Первое, что я увидел на пути, была американская военная комендатура, куда, как известно, мне предстояло зайти. Она располагалась в здании бывшего железнодорожного управления. Внутри было сыро и темно, горела желтая тусклая лампочка. Американка в брюках военного покроя сидела над картотекой, на окне среди высохших кактусов качал ногой комендант с бутербродом и бутылкой молока в руках. На меня он не обратил никакого внимания, а секретарша машинально перенесла данные из моего удостоверения в карточку, выписала регистранционный бланк и молча поставила печать. Процедура была закончена. Я почувствовал себя деталью, которую обработали на конвейере.
За одиннадцать месяцев плена я уже привык к такому обращению, и даже понимал их – я был побежденным врагом, с которым нечего церемониться. Я превратился в учетную единицу, а таких в Германии – несколько миллионов. Удивительно, думал я, двигаясь в сторону дома, как быстро удалось превратить целый народ в стадо баранов с тюками в руках, которые едут куда-то, что-то жуют, уставившись в одну точку, живут в подвалах и бараках для хранения мануфактуры…
Над парикмахерской висел ободранный плакат:
«КТО ЛЮБИТ ГЕРМАНИЮ, ДОЛЖЕН НЕНАВИДЕТЬ ФАШИЗМ!»
«Опять нас учат любить Германию, – подумал я грустно. – Собственно, никакой Германии уже нет. И то, что будет дальше – это уже не Германия". Со времен мобилизации, когда я на своей шкуре испытал все радости Западного фронта, мне не было так плохо. Я шел по улицам и не узнавал их. Вот пивная, куда мы любили заходить после лекций в университете – стекла выбиты, внутри пусто. Вот парк, где когда-то я дрался на палках со своими однокурсниками – все вокруг загажено, напоминает свалку.
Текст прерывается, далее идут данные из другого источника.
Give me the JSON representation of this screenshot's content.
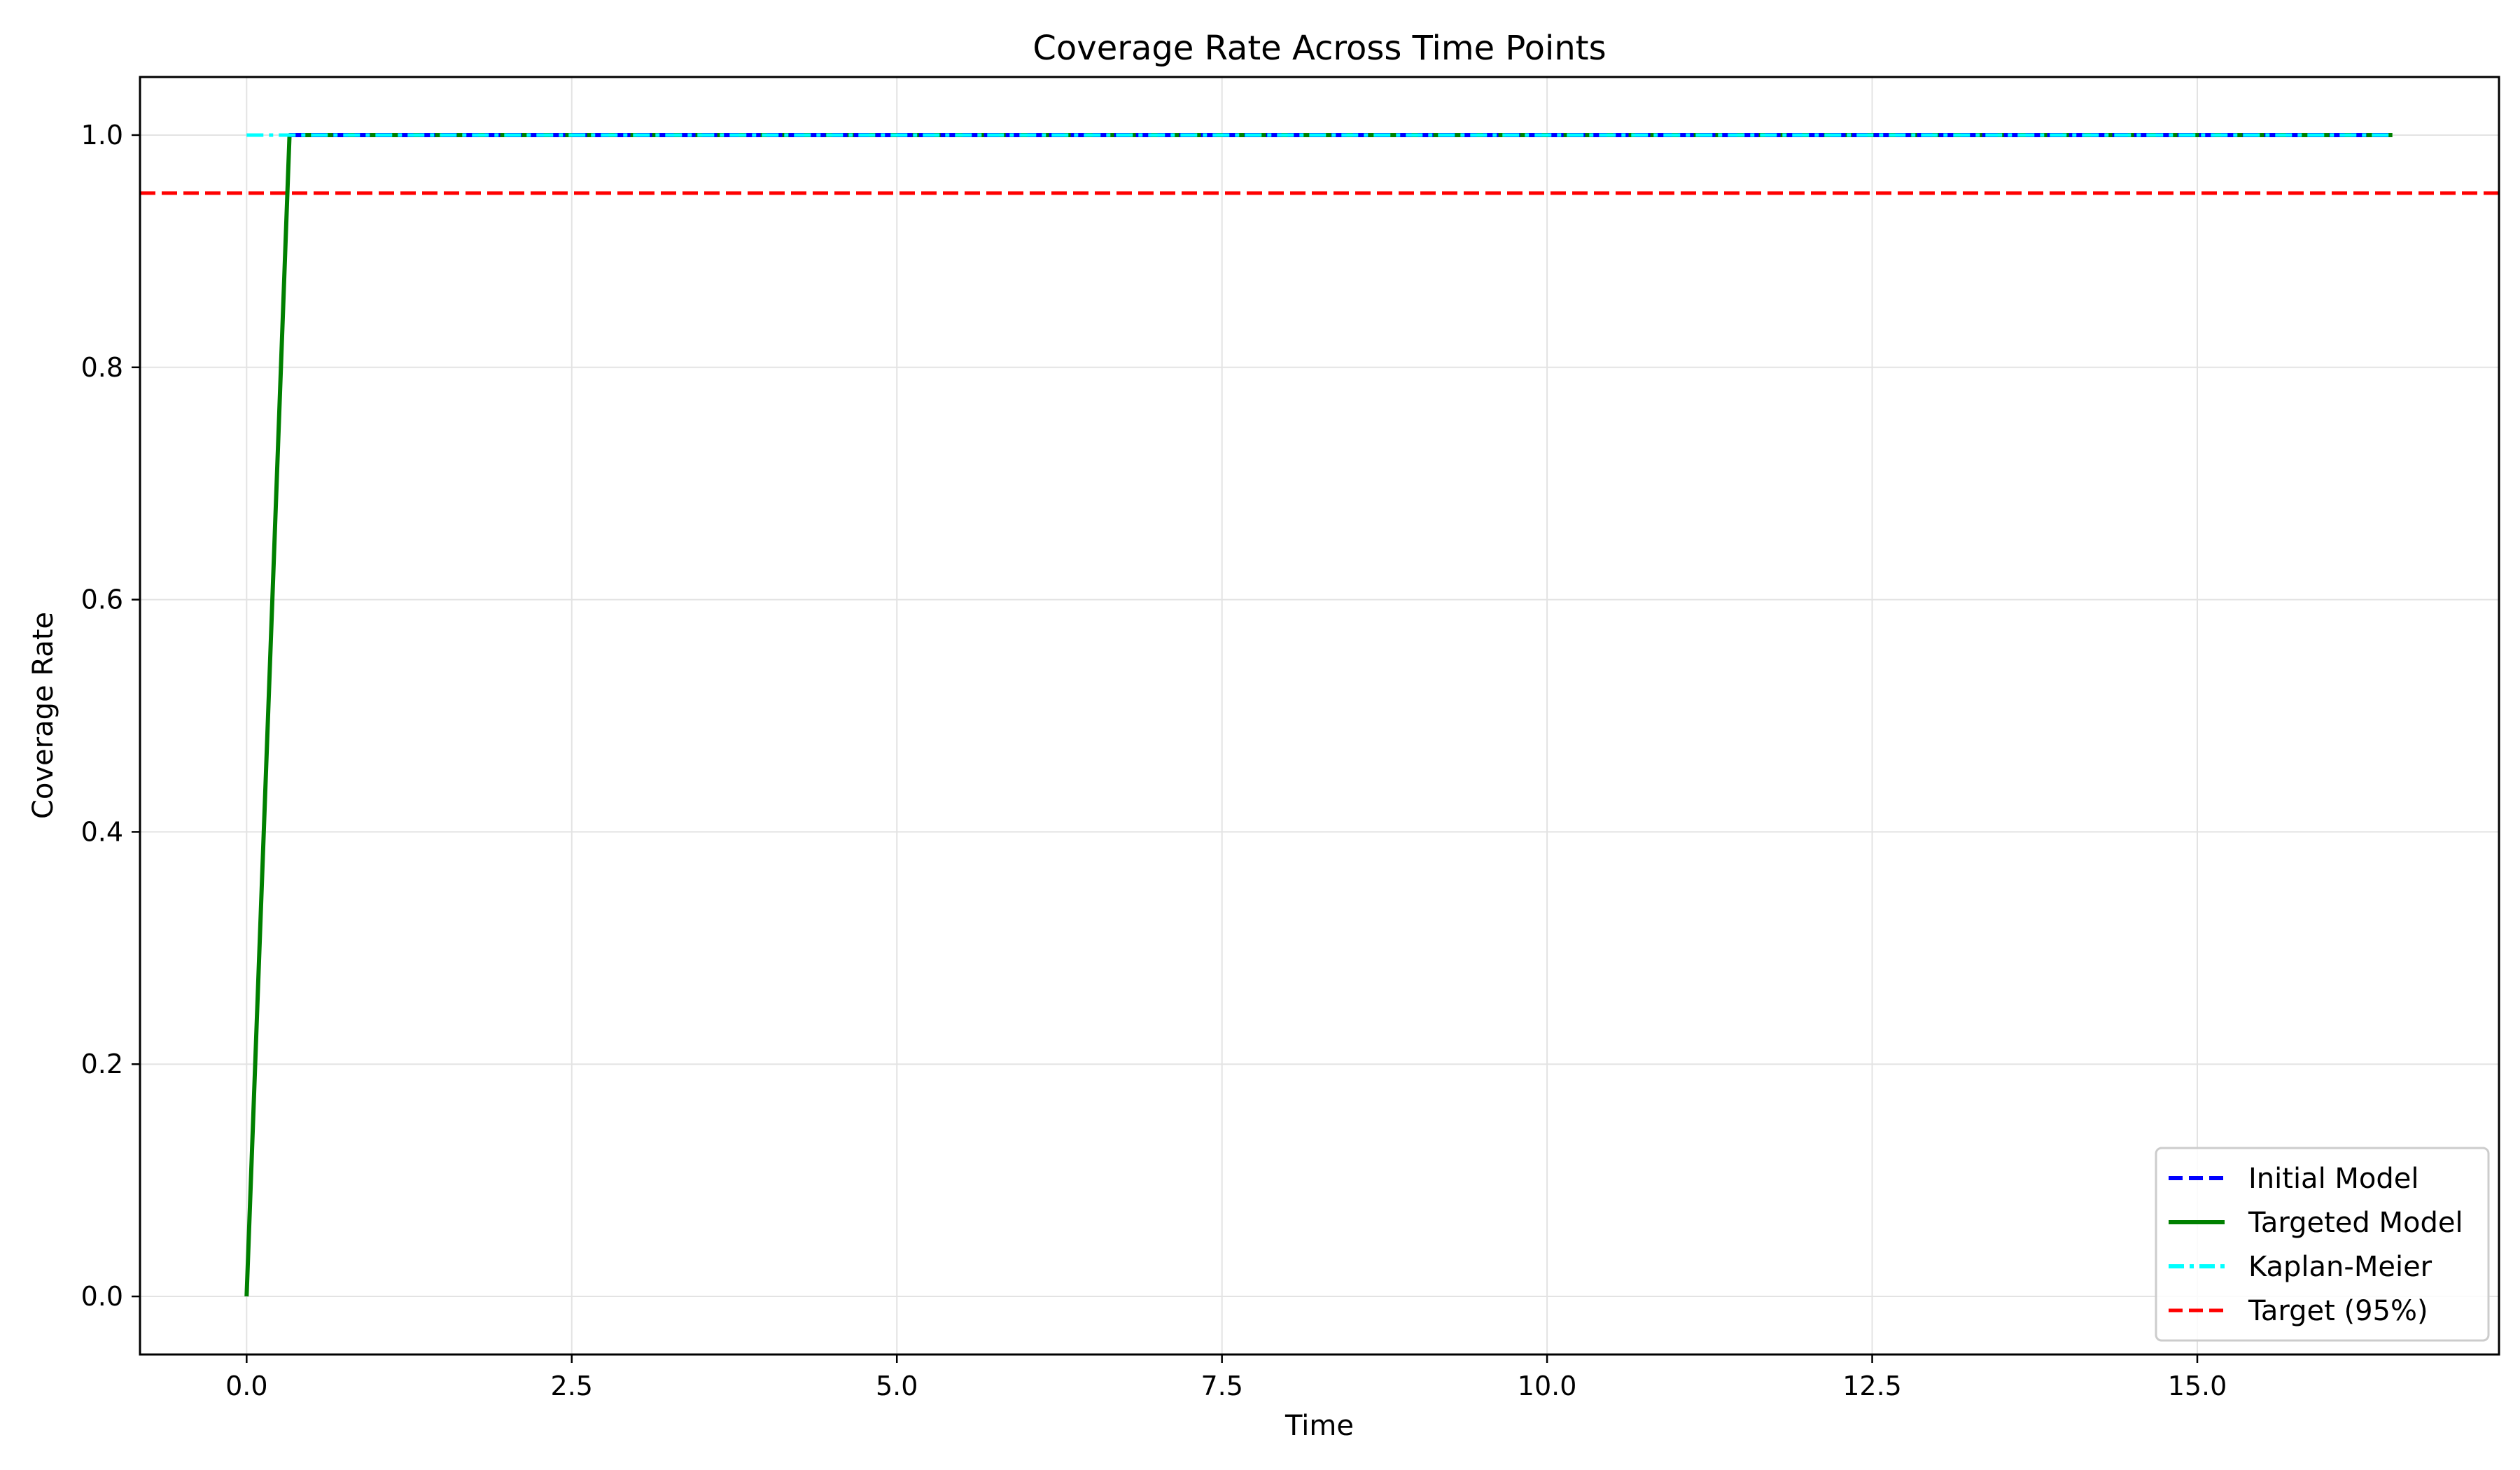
{
  "chart_data": {
    "type": "line",
    "title": "Coverage Rate Across Time Points",
    "xlabel": "Time",
    "ylabel": "Coverage Rate",
    "xlim": [
      -0.82,
      17.32
    ],
    "ylim": [
      -0.05,
      1.05
    ],
    "xticks": [
      0.0,
      2.5,
      5.0,
      7.5,
      10.0,
      12.5,
      15.0
    ],
    "xtick_labels": [
      "0.0",
      "2.5",
      "5.0",
      "7.5",
      "10.0",
      "12.5",
      "15.0"
    ],
    "yticks": [
      0.0,
      0.2,
      0.4,
      0.6,
      0.8,
      1.0
    ],
    "ytick_labels": [
      "0.0",
      "0.2",
      "0.4",
      "0.6",
      "0.8",
      "1.0"
    ],
    "grid": true,
    "legend_position": "lower-right",
    "series": [
      {
        "name": "Initial Model",
        "color": "#0000ff",
        "style": "dashed",
        "x": [
          0.33,
          16.5
        ],
        "y": [
          1.0,
          1.0
        ]
      },
      {
        "name": "Targeted Model",
        "color": "#008000",
        "style": "solid",
        "x": [
          0.0,
          0.33,
          16.5
        ],
        "y": [
          0.0,
          1.0,
          1.0
        ]
      },
      {
        "name": "Kaplan-Meier",
        "color": "#00ffff",
        "style": "dashdot",
        "x": [
          0.0,
          16.5
        ],
        "y": [
          1.0,
          1.0
        ]
      }
    ],
    "reference_line": {
      "name": "Target (95%)",
      "color": "#ff0000",
      "style": "dashed",
      "y": 0.95
    }
  }
}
Вот опера, где я смотрел "Гибель богов" – здание отлично сохранилось, но на дверях табличка "Закрыто". А в эту библиотеку я любил приходить, когда был ассистентом профессора Бауэра на кафедре социальной антропологии… Вокруг меня простирался не знакомый город, а чужая страна развалин и мусорных куч, по которой бродят собаки, крысы и американские патрули.
Кто-то ткнул меня в бок. Я обернулся. Рядом стоял невысокий человечек в ободранном пальто и протягивал мне какой-то сверток.
– Не хотите купить хлеба, господин офицер?
– Сколько стоит?
– Сто двадцать марок.
Цифра поразила меня. "Интересно, – подумал я, – а сколько же стоит снять комнату?" Я еще не знал, что получить жилье можно было только имея связи в кругах оккупационных властей или очень большие деньги. Тем не менее тогда я не удержался и купил не очень свежую булку из тяжелого теста с какими-то кусочками не то отрубей, не то опилок. Вот она, новая немецкая пища! А даже в плену нам давали шоколад.
Еще в марте прошлого года я перестал получать письма из дома, а вскоре оказался в плену. Но вот пал Берлин, заработала почта, а ответов так и не было, хотя я писал каждую неделю. Я знал, что Мюнхен несколько раз бомбили, знал, что в тылу погибнуть иногда даже проще, чем на фронте, и через полгода смирился с мыслью, что у меня нет уже нет ни матери, ни тетки, ни сестры.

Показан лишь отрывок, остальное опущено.